Não são só os nerds brasileiros que andam reclamando. Nas redes sociais, é fácil encontrar queixas de estrangeiros dizendo que a série nem parece ter zumbis ou, então, que episódios como o terceiro e o sétimo são “fillers”, isto é, encheção de linguiça. Parece que, num mundo ideal, todos os episódios conteriam 50 minutos de Joel atirando nos mortos-vivos e nada mais.

Como “Star Wars – Ascensão Skywalker” bem demonstrou, é inútil tentar agradar aos fãs. Já na fase de produção, houve quem reclamasse da escolha de Pedro Pascal porque o ator não conseguiria ter uma barba cheia como a do personagem – isso sem falar dos nerds que não acharam Bella Ramsey atraente o suficiente para interpretar uma menina de 14 anos.

Todas essas críticas parecem ter origem numa visão simplória (além de machista e homofóbica) do papel da arte, em que as motivações dos personagens não importam e qualquer tentativa de estabelecer um universo minimamente palpável, ao contrário do que a Marvel vem fazendo, são vistas como inúteis porque “não avançam a trama”.

Episódios como o de Bill e Frank ou o de Ellie e Riley (em que finalmente vemos como Ellie foi mordida, por qual motivo ela não quer abandonar Joel e como é a dinâmica entre Fedra e a facção dos Vagalumes), servem para embasar o tema geral da série. “The Last of Us” não trata de um apocalipse zumbi, mas de como as nossas relações se tornam cruciais num contexto de fim de mundo.

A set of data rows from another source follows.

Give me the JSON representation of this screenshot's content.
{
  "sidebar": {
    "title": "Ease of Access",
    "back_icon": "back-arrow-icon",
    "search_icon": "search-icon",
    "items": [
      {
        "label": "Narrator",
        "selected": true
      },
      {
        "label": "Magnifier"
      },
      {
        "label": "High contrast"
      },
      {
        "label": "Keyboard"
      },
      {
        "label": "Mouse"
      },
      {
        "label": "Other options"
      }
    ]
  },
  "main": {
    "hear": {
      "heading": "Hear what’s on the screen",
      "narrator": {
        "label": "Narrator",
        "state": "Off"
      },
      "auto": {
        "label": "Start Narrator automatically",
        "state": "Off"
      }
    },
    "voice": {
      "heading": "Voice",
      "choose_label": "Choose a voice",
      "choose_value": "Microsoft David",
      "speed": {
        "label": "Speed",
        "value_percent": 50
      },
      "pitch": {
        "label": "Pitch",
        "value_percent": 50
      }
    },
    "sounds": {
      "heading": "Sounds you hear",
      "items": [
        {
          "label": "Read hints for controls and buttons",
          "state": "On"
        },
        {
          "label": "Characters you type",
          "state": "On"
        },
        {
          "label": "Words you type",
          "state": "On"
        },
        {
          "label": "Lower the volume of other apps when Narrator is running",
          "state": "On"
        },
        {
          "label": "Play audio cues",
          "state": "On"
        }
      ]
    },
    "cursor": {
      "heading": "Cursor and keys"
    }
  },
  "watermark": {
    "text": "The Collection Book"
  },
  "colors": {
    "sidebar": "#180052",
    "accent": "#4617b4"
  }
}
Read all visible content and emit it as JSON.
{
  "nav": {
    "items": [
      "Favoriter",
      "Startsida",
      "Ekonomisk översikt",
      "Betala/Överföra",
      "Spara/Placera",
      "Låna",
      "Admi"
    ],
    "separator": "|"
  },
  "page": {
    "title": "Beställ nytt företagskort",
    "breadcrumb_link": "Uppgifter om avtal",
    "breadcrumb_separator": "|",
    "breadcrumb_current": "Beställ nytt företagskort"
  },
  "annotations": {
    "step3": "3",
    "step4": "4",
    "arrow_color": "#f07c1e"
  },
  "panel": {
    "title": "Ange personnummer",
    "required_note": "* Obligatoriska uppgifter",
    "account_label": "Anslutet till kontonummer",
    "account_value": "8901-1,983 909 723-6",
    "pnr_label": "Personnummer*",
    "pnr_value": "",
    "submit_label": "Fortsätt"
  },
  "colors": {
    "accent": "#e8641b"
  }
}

Deveria ser óbvio que, anos depois de perder a filha, Joel irá enxergar Ellie como uma substituta e que irá sentir uma forte (e questionável) obrigação de protegê-la, como se salvá-la fosse uma forma de salvar a própria filha retroativamente. Por sua vez, Ellie se vê apegada a Joel por ter perdido todo mundo que importava a ela.

Utilizar flashbacks para fundamentar a ação dos personagens não é uma novidade na televisão, é a mesma estrutura da série “Lost”, em que cada episódio voltava no tempo para conhecermos melhor os sobreviventes da ilha misteriosa. São histórias que “não avançam a trama”, mas nos contam quem são essas pessoas e por que elas agem como elas agem.

Para ter interesse nesse tipo de desenvolvimento, no entanto, é necessário ter um pingo de empatia no corpo – o que, comprovadamente, não é o forte dos nerds. E isto só vem piorando a medida que os produtos consumidos em larga escala (olá, Disney) não favorecem um mínimo de introspecção e coerência interna.